En este contexto, la seguridad tal vez sea la única preocupación que corta verticalmente las jerarquías sociales, con su correspondiente furia anti-política: como señalamos en otra oportunidad, la anti-política es un fenómeno mundial que tiene en la Argentina profundas y pluri-ideológicas raíces. Tenemos aquí una antipolítica originaria de izquierda, inspirada en las corrientes inmigratorias del siglo pasado, sobre todo anarquistas, que portaban un rechazo genético a la autoridad debido a las experiencias autoritarias en sus países de origen (Italia, España, Polonia); una anti-política católico-integrista, según la cual la religión debería guiar y orientar a la política; una anti-política, aunque a los peronistas no les guste, populista, de afán movimientista y negación del otro (usualmente la oligarquía), y finalmente una anti-política noventista, liberal-tecnocrática, de administración y gestión de las cosas y negación del conflicto bajo la ilusión de la racionalidad técnica.

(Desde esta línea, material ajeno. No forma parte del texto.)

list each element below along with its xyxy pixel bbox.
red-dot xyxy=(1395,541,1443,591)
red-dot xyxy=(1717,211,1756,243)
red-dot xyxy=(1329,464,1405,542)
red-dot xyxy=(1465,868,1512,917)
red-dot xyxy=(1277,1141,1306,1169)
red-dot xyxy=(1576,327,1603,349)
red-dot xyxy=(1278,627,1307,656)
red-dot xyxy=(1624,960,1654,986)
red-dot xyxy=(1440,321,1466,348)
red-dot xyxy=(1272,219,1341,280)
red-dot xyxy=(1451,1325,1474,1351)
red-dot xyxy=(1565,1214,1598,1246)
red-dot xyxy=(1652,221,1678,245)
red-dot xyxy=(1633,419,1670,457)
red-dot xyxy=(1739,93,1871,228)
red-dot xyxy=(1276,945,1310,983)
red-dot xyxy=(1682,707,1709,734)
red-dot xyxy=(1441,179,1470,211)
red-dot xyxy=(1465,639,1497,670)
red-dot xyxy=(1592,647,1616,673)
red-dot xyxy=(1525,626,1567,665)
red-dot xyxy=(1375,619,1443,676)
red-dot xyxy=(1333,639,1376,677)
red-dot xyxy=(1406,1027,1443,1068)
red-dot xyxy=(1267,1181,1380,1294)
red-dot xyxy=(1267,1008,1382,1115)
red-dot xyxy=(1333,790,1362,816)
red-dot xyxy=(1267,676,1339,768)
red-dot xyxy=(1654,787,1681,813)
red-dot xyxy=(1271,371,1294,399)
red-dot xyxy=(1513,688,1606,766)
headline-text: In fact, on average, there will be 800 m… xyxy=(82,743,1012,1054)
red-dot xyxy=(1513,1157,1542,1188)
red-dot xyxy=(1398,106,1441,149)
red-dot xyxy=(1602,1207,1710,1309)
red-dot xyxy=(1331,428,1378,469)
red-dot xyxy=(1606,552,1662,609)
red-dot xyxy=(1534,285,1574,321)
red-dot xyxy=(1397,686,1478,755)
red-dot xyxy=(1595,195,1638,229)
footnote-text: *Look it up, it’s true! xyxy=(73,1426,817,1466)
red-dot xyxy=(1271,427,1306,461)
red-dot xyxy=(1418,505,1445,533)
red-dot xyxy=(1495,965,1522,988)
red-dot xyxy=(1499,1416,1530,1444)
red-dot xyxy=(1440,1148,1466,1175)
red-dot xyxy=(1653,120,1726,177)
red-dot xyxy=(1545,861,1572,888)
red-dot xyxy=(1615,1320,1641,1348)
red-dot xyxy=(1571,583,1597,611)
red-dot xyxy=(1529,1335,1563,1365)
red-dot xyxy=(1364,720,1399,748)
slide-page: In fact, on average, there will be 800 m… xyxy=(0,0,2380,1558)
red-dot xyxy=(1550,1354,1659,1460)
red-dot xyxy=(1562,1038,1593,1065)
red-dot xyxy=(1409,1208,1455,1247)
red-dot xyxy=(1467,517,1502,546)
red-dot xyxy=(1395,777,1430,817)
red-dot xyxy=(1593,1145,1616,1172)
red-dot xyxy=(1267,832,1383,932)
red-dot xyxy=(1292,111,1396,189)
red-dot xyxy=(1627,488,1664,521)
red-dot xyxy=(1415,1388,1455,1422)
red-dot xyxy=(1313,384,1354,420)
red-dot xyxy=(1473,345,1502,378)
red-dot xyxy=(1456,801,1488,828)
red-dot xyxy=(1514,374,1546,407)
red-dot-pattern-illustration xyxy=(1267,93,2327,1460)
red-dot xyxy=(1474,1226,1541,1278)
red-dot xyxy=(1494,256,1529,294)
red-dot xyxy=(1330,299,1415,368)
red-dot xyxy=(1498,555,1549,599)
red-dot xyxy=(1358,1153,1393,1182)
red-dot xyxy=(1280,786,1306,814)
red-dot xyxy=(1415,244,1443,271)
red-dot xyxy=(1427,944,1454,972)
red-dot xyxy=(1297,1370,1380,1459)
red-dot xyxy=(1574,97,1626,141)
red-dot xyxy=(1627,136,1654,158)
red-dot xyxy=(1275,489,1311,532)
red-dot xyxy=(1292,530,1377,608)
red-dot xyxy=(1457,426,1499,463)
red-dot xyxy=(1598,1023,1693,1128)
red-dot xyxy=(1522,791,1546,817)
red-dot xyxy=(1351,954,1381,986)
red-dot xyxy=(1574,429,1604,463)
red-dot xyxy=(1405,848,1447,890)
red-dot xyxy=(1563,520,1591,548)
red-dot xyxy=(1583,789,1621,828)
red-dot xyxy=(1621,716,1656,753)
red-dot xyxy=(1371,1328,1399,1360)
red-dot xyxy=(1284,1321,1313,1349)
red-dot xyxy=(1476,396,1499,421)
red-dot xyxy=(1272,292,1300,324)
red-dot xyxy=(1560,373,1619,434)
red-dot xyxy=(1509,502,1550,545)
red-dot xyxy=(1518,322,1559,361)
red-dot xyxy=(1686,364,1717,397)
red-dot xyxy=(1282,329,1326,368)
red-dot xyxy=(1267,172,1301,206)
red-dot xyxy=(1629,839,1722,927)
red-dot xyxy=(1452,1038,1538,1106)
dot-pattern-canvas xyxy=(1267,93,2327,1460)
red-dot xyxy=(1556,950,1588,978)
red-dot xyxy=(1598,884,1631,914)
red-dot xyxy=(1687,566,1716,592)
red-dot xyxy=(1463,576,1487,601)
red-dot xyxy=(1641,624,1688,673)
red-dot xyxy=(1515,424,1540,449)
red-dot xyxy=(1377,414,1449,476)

Todo esto confluyó en Baradero. El domingo pasado, tras conocerse la noticia de la muerte de los dos jóvenes, la indignación popular rápidamente se dirigió hacia la municipalidad, los funcionarios públicos e incluso la prueba del supuesto delito (la camioneta), en una muestra de que el odio a los políticos es un sentimiento latente, siempre a punto de estallar. Y no es la última tendencia reflejada en el estallido. Además de la prosperidad sojera, las deficiencias de transporte y la anti-política, Baradero mostró, exacerbados, algunos fenómenos muy actuales, como el rol de los medios electrónicos, azuzando el estallido y presentando como gran noticia procedimientos de rutina judicial (el control de alcoholemia al protagonista de un choque), o la ambigua relación de los argentinos con la legalidad, reclamada en ciertos momentos pero desdeñada en otros, cuya metáfora más increíble son las imágenes de jóvenes que participaron de la marcha del silencio en moto y sin casco.
Como en La Argentina y la tormenta del mundo (Siglo XXI), el libro en el que Tulio Halperin Donghi analiza la forma en la que la Argentina de entreguerras comenzó a absorber los grandes debates mundiales, en Baradero fue posible entrever, por algunas horas, algunas tendencias profundas del país actual.